For Teresa Gramegna and Lucia Zagra, who have been working at San Gerardo Hospital in Monza for 12 and 3 years respectively, the answer lies in a scholarship from the University of Milano-Bicocca and in a special encounter that changed their professional perspective.

A meeting born miles apart

It all began within the walls of San Gerardo, thanks to an international exchange project (Erasmus+) between Bicocca University and Ruaha University College (RUCU) in Iringa. It is here that Teresa and Lucia met Annajoyce, head nurse of the gynecology ward at Tosamaganga Hospital.
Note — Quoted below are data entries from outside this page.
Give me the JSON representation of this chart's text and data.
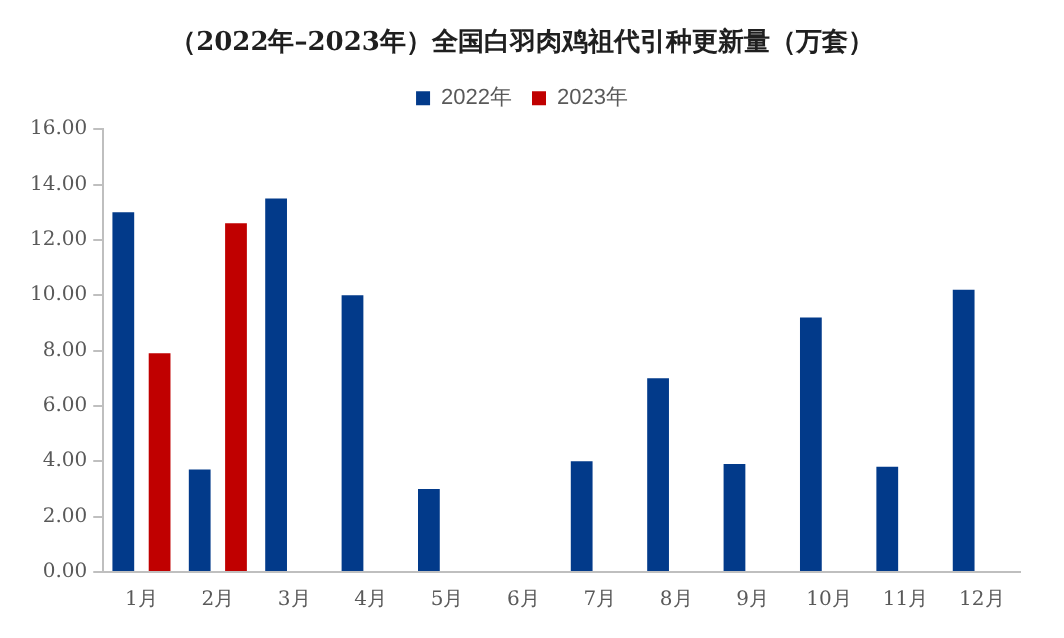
{
  "chart_data": {
    "type": "bar",
    "title": "（2022年–2023年）全国白羽肉鸡祖代引种更新量（万套）",
    "categories": [
      "1月",
      "2月",
      "3月",
      "4月",
      "5月",
      "6月",
      "7月",
      "8月",
      "9月",
      "10月",
      "11月",
      "12月"
    ],
    "series": [
      {
        "name": "2022年",
        "color": "#023a8a",
        "values": [
          13.0,
          3.7,
          13.5,
          10.0,
          3.0,
          null,
          4.0,
          7.0,
          3.9,
          9.2,
          3.8,
          10.2
        ]
      },
      {
        "name": "2023年",
        "color": "#c00000",
        "values": [
          7.9,
          12.6,
          null,
          null,
          null,
          null,
          null,
          null,
          null,
          null,
          null,
          null
        ]
      }
    ],
    "ylim": [
      0,
      16
    ],
    "yticks": [
      {
        "value": 0,
        "label": "0.00"
      },
      {
        "value": 2,
        "label": "2.00"
      },
      {
        "value": 4,
        "label": "4.00"
      },
      {
        "value": 6,
        "label": "6.00"
      },
      {
        "value": 8,
        "label": "8.00"
      },
      {
        "value": 10,
        "label": "10.00"
      },
      {
        "value": 12,
        "label": "12.00"
      },
      {
        "value": 14,
        "label": "14.00"
      },
      {
        "value": 16,
        "label": "16.00"
      }
    ],
    "grid": false,
    "legend": "top"
  }
}
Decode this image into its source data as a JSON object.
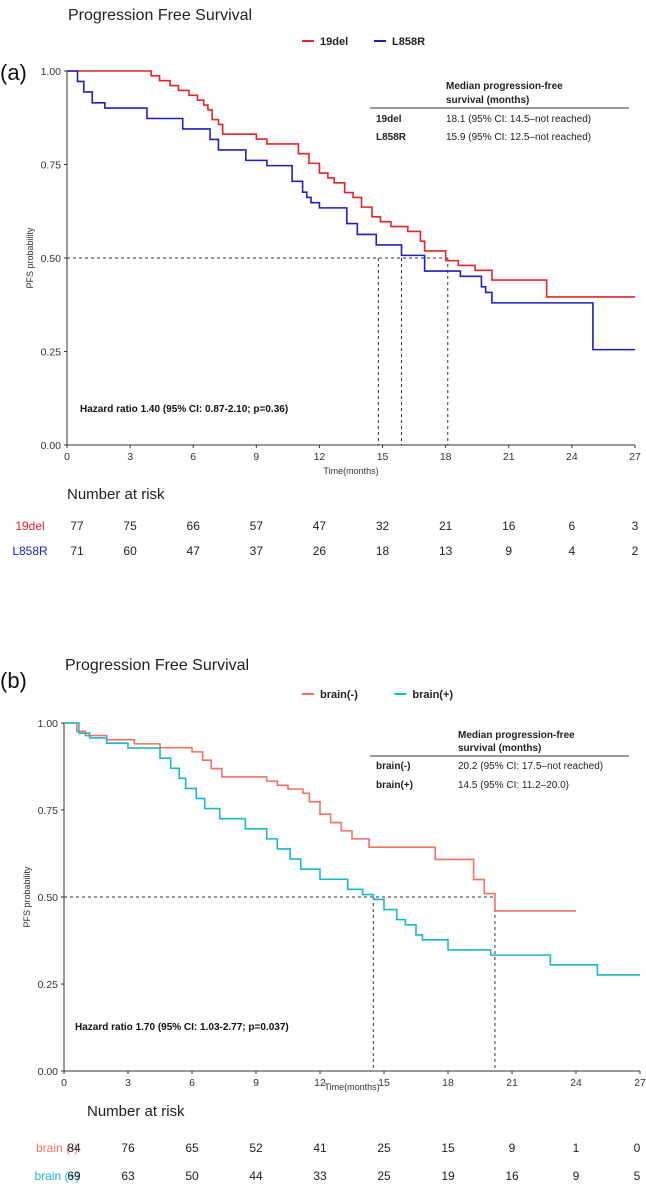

“Annajoyce stayed with us in Italy for two months,” the midwives recall. “She was a quiet yet extremely attentive presence. We were struck by her attention to detail, from the precision in folding sheets to her deep, almost instinctive clinical observation of women and staff.”

It was precisely this human connection that built a bridge to Africa, where, as Doctors with Africa CUAMM, we have been working in the field for years with the program “Mothers and Children First. People and Skills.”

Training in Tosamaganga: learning how to teach

Upon arriving in Tanzania, Teresa and Lucia found themselves immersed in a reality where limited resources are balanced by an extraordinary capacity for adaptation and collaboration. The training, organized together with CUAMM staff and Annajoyce, was not a simple lecture but a dynamic exchange.

“We discovered a different teaching system, much more engaging, made up of energetic moments and collective repetition,” they explain. “There was no rigid hierarchy: doctors and midwives work in complete symbiosis, discussing every clinical case from the night together.”

The impact of the delivery ward was striking: small spaces where technology gives way to pure clinical skills. In a context where a woman has on average 3 or 4 children, the work focused on reducing cesarean sections and improving fetal monitoring—both complex challenges due to limited equipment and cultural differences.

Small changes, big impact

The core of the training focused on two fundamental pillars: freedom of movement during labor and monitoring fetal well-being.

Despite the objective difficulties, the training produced immediate results. Thanks to the willingness of local staff, small but meaningful changes were introduced: a sheet hung up to support free movement during labor, and a handmade birthing stool built by a local carpenter.

“We saw an immense desire to learn,” Teresa emphasizes. “After just the first week, we noticed improvements in monitoring fetal well-being. They taught us that even with little, you can achieve a great deal if there is cooperation.”

A rewarding return

The experience in Tosamaganga ended with songs, dances, and hugs during the certificate ceremony, but the bond remains strong. For Lucia and Teresa, the outcome is extremely positive. From a clinical perspective, they bring home a greater capacity for observation and the importance of returning to the essence of their profession; on a human level, a new sensitivity toward foreign mothers giving birth in Italy: “Now we can better understand their fears and their background.”

Their advice to colleagues? “Do it—but do it together. Supporting each other is essential.”

Teresa and Lucia’s journey shows that international cooperation, supported by universities and organizations like CUAMM, is not just about transferring technical skills, but about mutual enrichment that makes the most delicate moment of life—birth—more humane.